Besides aid from the U.S. government, the economy relies heavily on tourism from Japan and the garment sector. GOP members of Congress succeeded keep regulation out of this economy stating it was “a shining light for what is happening in the Republican Party, and you represent everything that is good about what we’re trying to do in America in leading the world in the free-market system.” He also called the islands ““perfect Petri dish of capitalism”. The islands enjoy free trade with the U.S. and a minimum wage of $3.05 an hour. Other worker protections tend to be low, which prompts many liberals to argue its garments can be labeled “Made in USA” without having to comply with all U.S. labor laws. This lack of labor regulation is invites controversy. The inapplicability of Federal labor regulations has resulted in some extreme labor practices, not common elsewhere in the United States. Some of these labor practices include forcing workers to have abortions.
So what is the agenda of these conservative Republicans? Is to extend the $7.25 per hour minimum wage to American Samoa or to preserve the free market approach to the Northern Mariana Islands? On the other hand, noting certain abuses of firms or former members of Congress do not imply increasing the minimum wage from $3.05 an hour to $7.25 an hour will be an appropriate policy for these islands.

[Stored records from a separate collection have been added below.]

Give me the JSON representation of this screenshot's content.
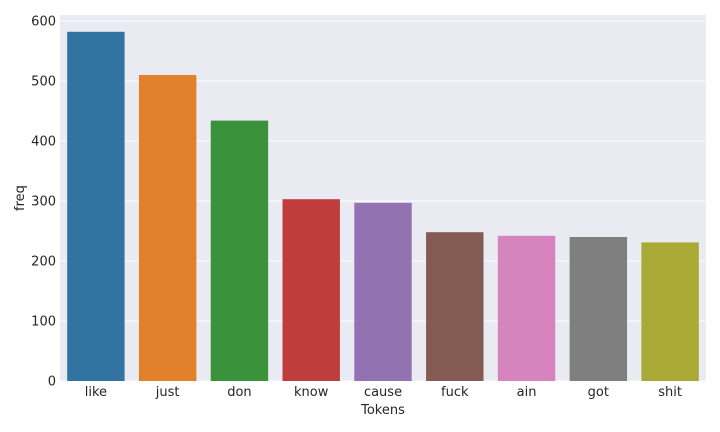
{
  "chart_data": {
    "type": "bar",
    "title": "",
    "xlabel": "Tokens",
    "ylabel": "freq",
    "categories": [
      "like",
      "just",
      "don",
      "know",
      "cause",
      "fuck",
      "ain",
      "got",
      "shit"
    ],
    "values": [
      582,
      510,
      434,
      303,
      297,
      248,
      242,
      240,
      231
    ],
    "colors": [
      "#3274a1",
      "#e1812c",
      "#3a923a",
      "#c03d3e",
      "#9372b2",
      "#845b53",
      "#d684bd",
      "#7f7f7f",
      "#a9aa35"
    ],
    "ylim": [
      0,
      610
    ],
    "yticks": [
      0,
      100,
      200,
      300,
      400,
      500,
      600
    ],
    "grid": true,
    "background": "#eaeaf2",
    "grid_color": "#ffffff"
  }
}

But let’s look at the possibility that the employers on either one of these islands are exercising monopsony power (even though I know a certain AB reader will likely scream that I’m a hack for even considering such a possibility). As the comments to my previous post noted (thanks Cactus), the model suggests that the spread between the wage rate under monopsony versus the competitive market wage rate depends on the elasticity of supply. Let’s assume for a second that the competitive market rate equals $5 an hour and the elasticity of supply is 1.5. Then the laissez faire wage rate with monopsony behavior would be $3 an hour. For both of these island economies, the current minimum wage is just above $3 an hour. Under my admittedly hypothetical example, raising the minimum wage from the current level to any level equal to or less than $5 would increase employment. But raising the minimum wage beyond $5 would create excess supply. One might argue that migration of workers from other nations to the Northern Mariana Islands has made the labor supply curve more elastic. By then – has this migration taken place under full information – or were these guest workers duped by false promises?